Craft a Strong Cover Letter: In your cover letter, explain why you are a great fit for this role. Mention your experience with R packages, your ability to write clean and well-documented code, and your collaboration skills in remote settings.
Showcase Relevant Projects: If possible, include examples of previous projects where you evaluated or improved R packages. Highlight any specific contributions you made to documentation, unit tests, or collaboration with internal teams.
Proofread Your Application: Before submitting, carefully proofread your application materials. Ensure there are no typos or grammatical errors, as attention to detail is crucial in this role. A polished application reflects your commitment to quality.
How to prepare for a job interview at Harnham
✨Showcase Your R Expertise
Be prepared to discuss your experience with R, particularly in package development and testing. Bring examples of your previous work that demonstrate your ability to write clean, modular, and well-documented code.
✨Highlight Biostatistics Knowledge
Since the role requires a strong background in biostatistics, be ready to explain how your expertise aligns with the pharmaceutical sector. Discuss any relevant projects or experiences that showcase your understanding of biostatistical principles.
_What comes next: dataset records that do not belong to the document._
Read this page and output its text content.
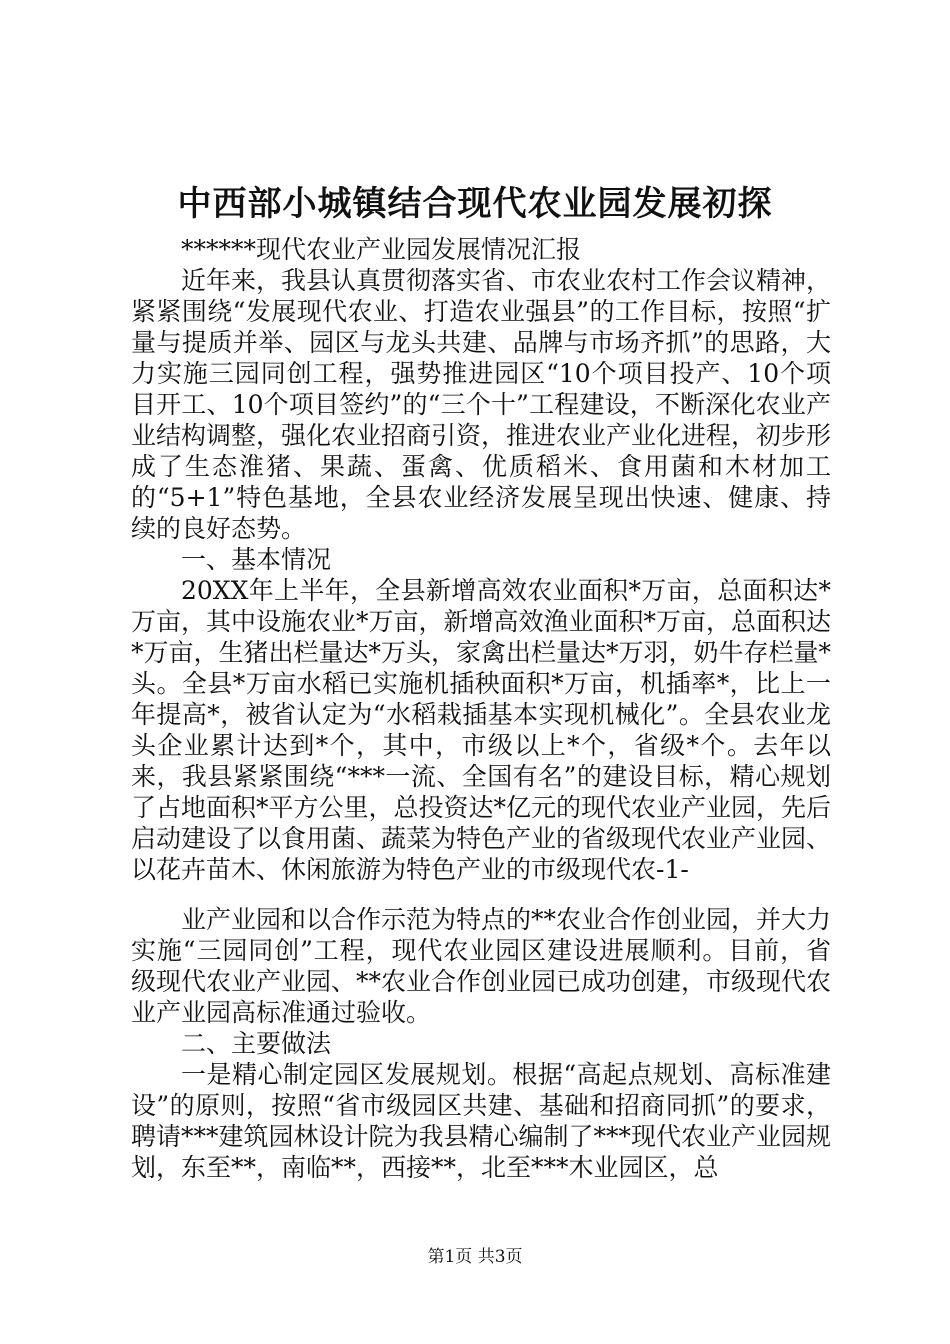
中西部小城镇结合现代农业园发展初探

******现代农业产业园发展情况汇报

近年来，我县认真贯彻落实省、市农业农村工作会议精神，紧紧围绕“发展现代农业、打造农业强县”的工作目标，按照“扩量与提质并举、园区与龙头共建、品牌与市场齐抓”的思路，大力实施三园同创工程，强势推进园区“10个项目投产、10个项目开工、10个项目签约”的“三个十”工程建设，不断深化农业产业结构调整，强化农业招商引资，推进农业产业化进程，初步形成了生态淮猪、果蔬、蛋禽、优质稻米、食用菌和木材加工的“5+1”特色基地，全县农业经济发展呈现出快速、健康、持续的良好态势。

一、基本情况

20XX年上半年，全县新增高效农业面积*万亩，总面积达*万亩，其中设施农业*万亩，新增高效渔业面积*万亩，总面积达*万亩，生猪出栏量达*万头，家禽出栏量达*万羽，奶牛存栏量*头。全县*万亩水稻已实施机插秧面积*万亩，机插率*，比上一年提高*，被省认定为“水稻栽插基本实现机械化”。全县农业龙头企业累计达到*个，其中，市级以上*个，省级*个。去年以来，我县紧紧围绕“***一流、全国有名”的建设目标，精心规划了占地面积*平方公里，总投资达*亿元的现代农业产业园，先后启动建设了以食用菌、蔬菜为特色产业的省级现代农业产业园、以花卉苗木、休闲旅游为特色产业的市级现代农-1-

业产业园和以合作示范为特点的**农业合作创业园，并大力实施“三园同创”工程，现代农业园区建设进展顺利。目前，省级现代农业产业园、**农业合作创业园已成功创建，市级现代农业产业园高标准通过验收。

二、主要做法

一是精心制定园区发展规划。根据“高起点规划、高标准建设”的原则，按照“省市级园区共建、基础和招商同抓”的要求，聘请***建筑园林设计院为我县精心编制了***现代农业产业园规划，东至**，南临**，西接**，北至***木业园区，总

第1页 共3页
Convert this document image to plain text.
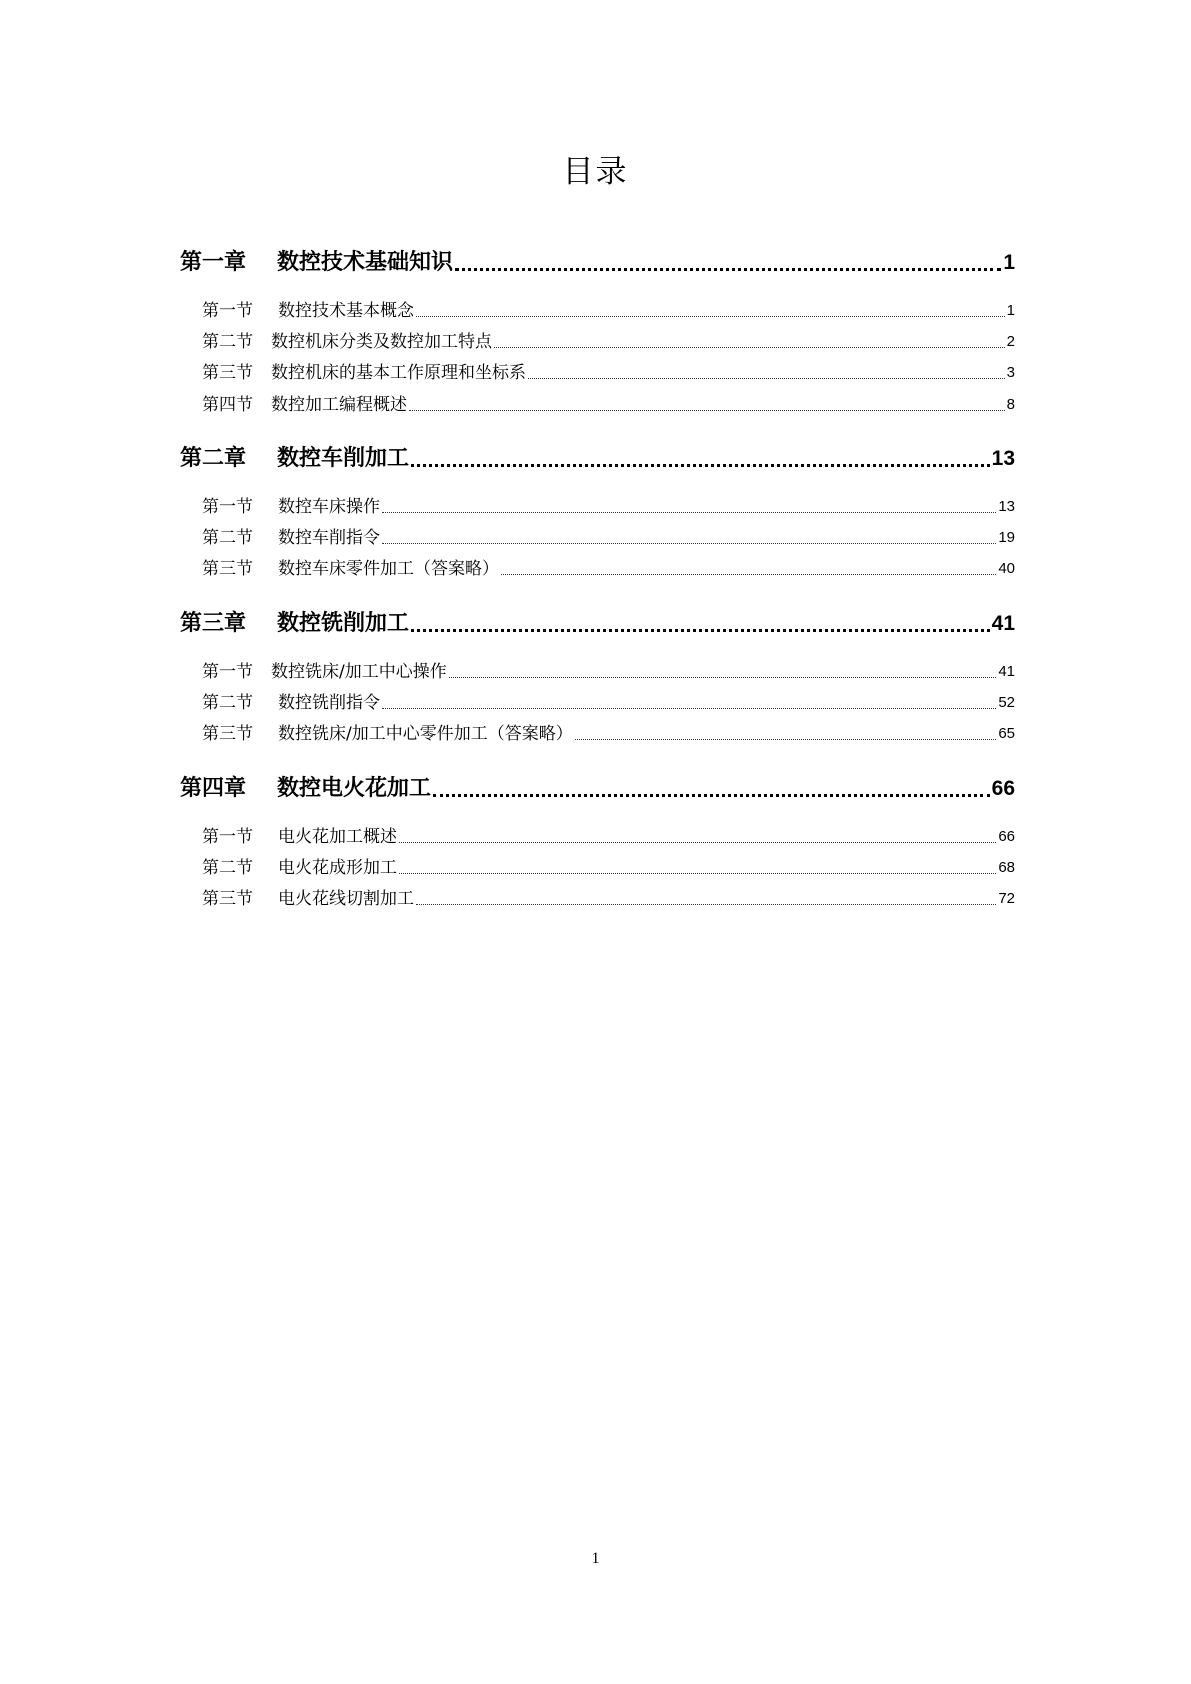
目录
第一章 数控技术基础知识	1
第一节 数控技术基本概念	1
第二节 数控机床分类及数控加工特点	2
第三节 数控机床的基本工作原理和坐标系	3
第四节 数控加工编程概述	8
第二章 数控车削加工	13
第一节 数控车床操作	13
第二节 数控车削指令	19
第三节 数控车床零件加工（答案略）	40
第三章 数控铣削加工	41
第一节 数控铣床/加工中心操作	41
第二节 数控铣削指令	52
第三节 数控铣床/加工中心零件加工（答案略）	65
第四章 数控电火花加工	66
第一节 电火花加工概述	66
第二节 电火花成形加工	68
第三节 电火花线切割加工	72
1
✨Demonstrate Collaboration Skills
As this position involves working closely with internal teams, emphasise your collaboration and communication skills. Share examples of how you've successfully worked in remote settings and gathered feedback from stakeholders.
✨Prepare for Technical Questions
Expect technical questions related to R package evaluation, documentation, and unit testing. Brush up on best practices in R package development and be ready to discuss how you ensure reproducibility and high-quality analytics in your work.